La crisis que paralizó el rascacielos

El parón llegó en plena crisis empresarial y financiera que golpeó a dos actores clave. En 2017, la campaña anticorrupción saudí llevó a la detención de Alwaleed bin Talal, vinculado al promotor a través de Kingdom Holding, y de Bakr bin Laden, entonces presidente de Saudi Binladin Group. El contratista arrastraba además dificultades económicas y la construcción terminó detenida en 2018.

Volver a arrancar necesitó bastante más que anuncios y calendarios sobre el papel. La finalización quedó de nuevo en manos de Saudi Binladin Group, el mismo contratista de la primera etapa, con un plazo previsto de 42 meses. Si se cumple sin nuevos retrasos, las obras deberían acabar hacia abril de 2028, aunque todavía no hay fecha firme de apertura. Lo decisivo llegó después, cuando el ritmo se mantuvo durante todo 2025 y lo que va de 2026.

Volver a crecer no significa estar cerca de terminar.

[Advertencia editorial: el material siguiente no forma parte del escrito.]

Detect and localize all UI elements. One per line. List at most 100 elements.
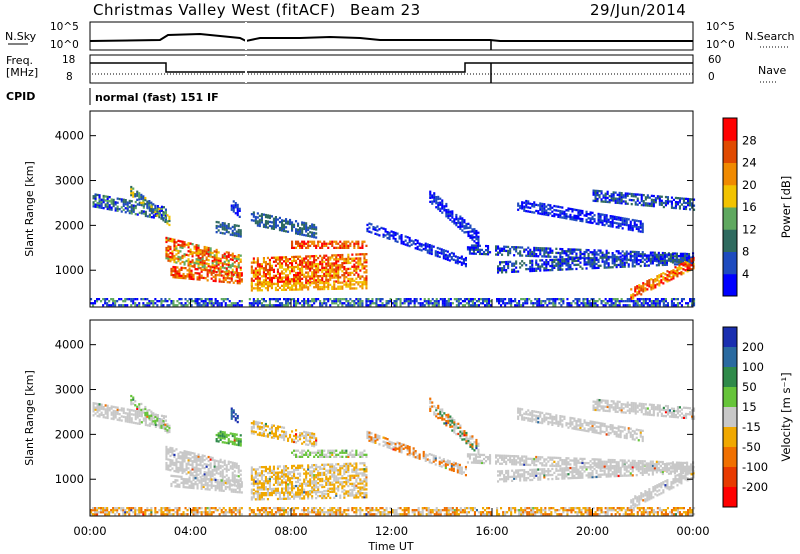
power-cell [437, 195, 440, 199]
power-cell [339, 244, 342, 247]
power-cell [658, 302, 661, 305]
power-cell [586, 302, 589, 305]
power-cell [533, 254, 536, 258]
power-cell [311, 223, 314, 226]
power-cell [365, 300, 368, 303]
power-cell [224, 298, 227, 301]
power-cell [652, 200, 655, 204]
power-cell [258, 277, 261, 280]
power-cell [341, 304, 344, 307]
power-cell [503, 265, 506, 268]
power-cell [623, 265, 626, 268]
power-cell [285, 262, 288, 265]
power-cell [549, 251, 552, 254]
power-cell [499, 267, 502, 270]
power-cell [409, 300, 412, 303]
power-cell [171, 238, 174, 241]
power-cell [433, 200, 436, 203]
power-cell [122, 304, 125, 307]
power-cell [237, 266, 240, 269]
power-cell [327, 246, 330, 249]
power-cell [254, 269, 257, 272]
power-cell [266, 262, 269, 266]
power-cell [195, 250, 198, 253]
power-cell [503, 245, 506, 248]
power-cell [475, 300, 478, 303]
power-cell [164, 218, 167, 221]
power-cell [283, 227, 286, 230]
power-cell [168, 215, 171, 218]
power-cell [607, 258, 610, 261]
power-cell [463, 225, 466, 228]
power-cell [369, 304, 372, 307]
velocity-cell [238, 489, 241, 492]
velocity-cell [262, 482, 265, 485]
power-cell [289, 280, 292, 283]
power-cell [293, 225, 296, 229]
power-cell [412, 240, 415, 243]
power-cell [661, 263, 664, 267]
power-cell [384, 234, 387, 237]
power-cell [256, 273, 259, 276]
velocity-cell [110, 413, 113, 416]
power-cell [583, 252, 586, 256]
power-cell [403, 298, 406, 301]
power-cell [531, 205, 534, 208]
power-cell [258, 214, 261, 217]
power-cell [599, 256, 602, 259]
power-cell [178, 276, 181, 279]
power-cell [365, 253, 368, 256]
power-cell [430, 248, 433, 252]
power-cell [601, 219, 604, 222]
power-cell [595, 266, 598, 270]
power-cell [230, 277, 233, 280]
velocity-cell [232, 488, 235, 491]
velocity-cell [191, 462, 194, 465]
power-cell [313, 231, 316, 235]
power-cell [297, 302, 300, 305]
velocity-cell [237, 469, 240, 472]
velocity-cell [130, 421, 133, 424]
power-cell [287, 300, 290, 303]
power-cell [652, 283, 655, 286]
power-cell [256, 275, 259, 278]
power-cell [112, 304, 115, 307]
power-cell [472, 248, 475, 251]
power-cell [186, 304, 189, 307]
power-cell [627, 226, 630, 229]
power-cell [597, 220, 600, 224]
power-cell [666, 196, 669, 199]
power-cell [193, 251, 196, 254]
power-cell [301, 300, 304, 303]
power-cell [674, 266, 677, 269]
power-cell [160, 205, 163, 208]
power-cell [92, 201, 95, 204]
power-cell [545, 249, 548, 252]
power-cell [672, 275, 675, 278]
velocity-cell [221, 473, 224, 476]
power-cell [307, 255, 310, 258]
power-cell [673, 252, 676, 255]
power-cell [240, 278, 243, 281]
velocity-cell [200, 485, 203, 488]
power-cell [270, 276, 273, 280]
power-cell [357, 240, 360, 243]
power-cell [283, 219, 286, 222]
velocity-cell [195, 465, 198, 468]
power-cell [628, 192, 631, 195]
velocity-cell [214, 488, 217, 492]
velocity-cell [167, 468, 170, 471]
power-cell [335, 270, 338, 273]
velocity-cell [225, 433, 228, 436]
power-cell [693, 300, 696, 303]
power-cell [573, 257, 576, 261]
power-cell [363, 281, 366, 284]
power-cell [411, 300, 414, 303]
power-cell [500, 304, 503, 307]
power-cell [130, 210, 133, 213]
power-cell [208, 300, 211, 303]
power-cell [658, 199, 661, 202]
power-cell [646, 288, 649, 291]
power-cell [451, 214, 454, 217]
power-cell [195, 262, 198, 265]
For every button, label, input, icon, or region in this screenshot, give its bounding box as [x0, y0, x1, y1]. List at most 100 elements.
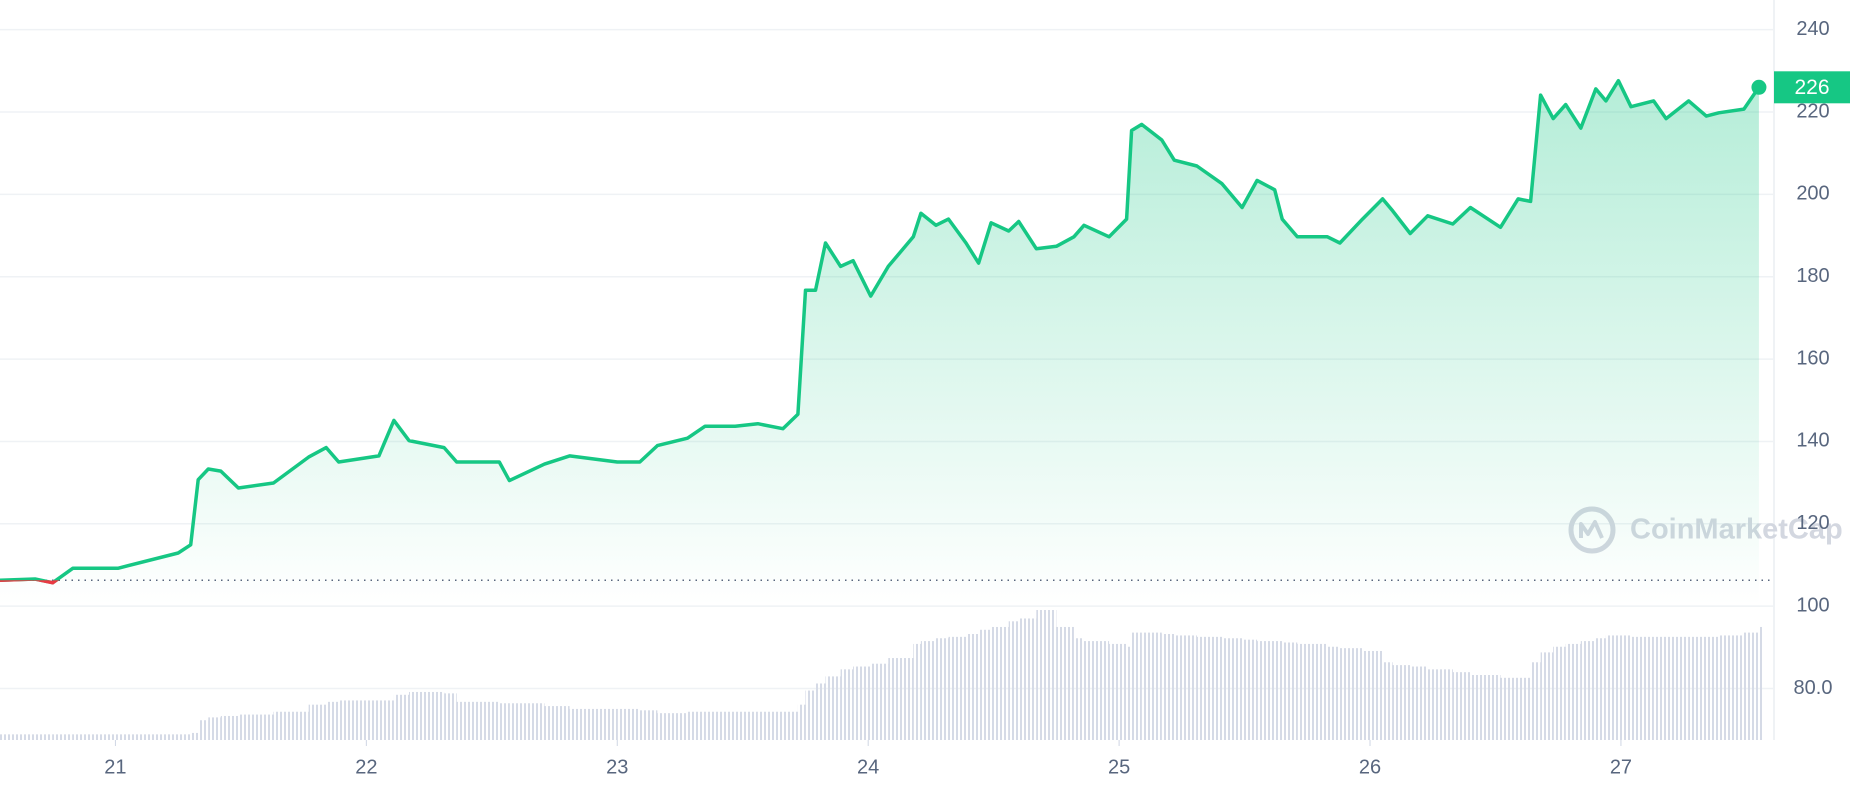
volume-bar	[1540, 652, 1554, 740]
volume-bar	[840, 669, 854, 740]
volume-bar	[198, 720, 209, 740]
volume-bar	[178, 734, 191, 740]
volume-bar	[1362, 650, 1383, 740]
volume-bar	[935, 638, 949, 740]
volume-bar	[1410, 666, 1428, 740]
x-tick-label: 21	[104, 756, 126, 778]
volume-bar	[1221, 638, 1243, 740]
volume-bar	[978, 629, 992, 740]
volume-bar	[1242, 639, 1258, 740]
volume-bar	[1580, 641, 1596, 740]
volume-bar	[1126, 646, 1132, 740]
volume-bar	[1618, 635, 1631, 740]
volume-bar	[1257, 641, 1275, 740]
volume-bar	[815, 683, 826, 740]
volume-bar	[509, 703, 545, 740]
volume-bar	[888, 658, 914, 740]
y-tick-label: 80.0	[1794, 677, 1833, 699]
volume-bar	[1553, 646, 1566, 740]
y-tick-label: 140	[1796, 430, 1829, 452]
volume-bar	[326, 701, 339, 740]
price-line	[0, 78, 1761, 585]
volume-bar	[1595, 638, 1606, 740]
volume-bar	[705, 711, 736, 740]
x-tick-label: 23	[606, 756, 628, 778]
volume-bar	[870, 663, 889, 740]
price-tag	[1774, 71, 1850, 104]
y-tick-label: 240	[1796, 18, 1829, 40]
volume-bar	[1274, 641, 1283, 740]
volume-bar	[1161, 634, 1175, 740]
volume-bar	[757, 711, 783, 740]
volume-bar	[338, 700, 379, 740]
volume-bar	[948, 636, 967, 740]
volume-bar	[1008, 621, 1019, 740]
volume-bar	[1653, 636, 1667, 740]
volume-bar	[913, 643, 921, 740]
volume-bar	[1706, 636, 1719, 740]
volume-bar	[208, 717, 221, 740]
volume-bar	[190, 732, 199, 740]
volume-bar	[1392, 665, 1411, 740]
x-tick-label: 26	[1359, 756, 1381, 778]
volume-bar	[1056, 626, 1074, 740]
volume-bar	[1174, 635, 1197, 740]
x-tick-label: 25	[1108, 756, 1130, 778]
volume-bar	[687, 711, 706, 740]
volume-bar	[1743, 632, 1759, 740]
volume-bar	[1427, 669, 1453, 740]
volume-bar	[1630, 636, 1654, 740]
volume-bar	[805, 690, 816, 740]
volume-bar	[1530, 662, 1541, 740]
volume-bar	[569, 708, 618, 740]
y-tick-label: 160	[1796, 347, 1829, 369]
volume-bar	[639, 710, 658, 740]
volume-bar	[782, 711, 798, 740]
volume-bar	[1083, 641, 1110, 740]
volume-bar	[0, 734, 36, 740]
volume-bar	[1565, 643, 1581, 740]
volume-bar	[52, 734, 73, 740]
volume-bar	[273, 711, 309, 740]
volume-bar	[1758, 626, 1763, 740]
x-tick-label: 24	[857, 756, 879, 778]
volume-bar	[1518, 677, 1531, 740]
volume-bar	[238, 714, 274, 740]
volume-bar	[825, 676, 841, 740]
volume-bar	[393, 694, 409, 740]
y-tick-label: 120	[1796, 512, 1829, 534]
volume-bar	[1718, 635, 1744, 740]
volume-bar	[853, 666, 871, 740]
volume-bar	[657, 713, 688, 740]
volume-bar	[1605, 635, 1619, 740]
volume-bar	[1018, 618, 1037, 740]
volume-bar	[1036, 610, 1057, 740]
volume-bar	[991, 626, 1009, 740]
volume-bar	[444, 693, 457, 740]
volume-bar	[1470, 675, 1501, 740]
volume-bar	[1339, 648, 1363, 740]
volume-bar	[1382, 662, 1393, 740]
volume-bar	[1500, 677, 1519, 740]
last-point	[1751, 79, 1767, 95]
volume-bar	[617, 708, 640, 740]
volume-bar	[1282, 642, 1298, 740]
volume-bar	[378, 700, 394, 740]
volume-bar	[1196, 636, 1222, 740]
y-tick-label: 200	[1796, 183, 1829, 205]
volume-bar	[1073, 638, 1084, 740]
x-tick-label: 27	[1610, 756, 1632, 778]
volume-bar	[920, 641, 936, 740]
volume-bar	[72, 734, 118, 740]
y-tick-label: 100	[1796, 594, 1829, 616]
volume-bar	[544, 706, 570, 740]
volume-bar	[117, 734, 179, 740]
price-area	[0, 80, 1759, 605]
volume-bar	[456, 701, 500, 740]
y-tick-label: 220	[1796, 100, 1829, 122]
volume-bar	[35, 734, 53, 740]
volume-bar	[1327, 646, 1340, 740]
volume-bar	[1141, 632, 1162, 740]
volume-bar	[797, 704, 806, 740]
volume-bar	[1297, 643, 1328, 740]
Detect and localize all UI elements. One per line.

El revestimiento de la fachada y las primeras instalaciones mecánicas, eléctricas y de fontanería ya están en marcha, pero falta completar buena parte de esos trabajos, además de los ascensores, los sistemas de seguridad, los acabados y todas las pruebas antes de abrir. Hasta entonces, el Burj Khalifa seguirá conservando oficialmente el récord mundial. Arabia Saudí ya ha demostrado que puede devolver la torre a la actividad. El siguiente reto será mantener la financiación y terminar lo que empezó.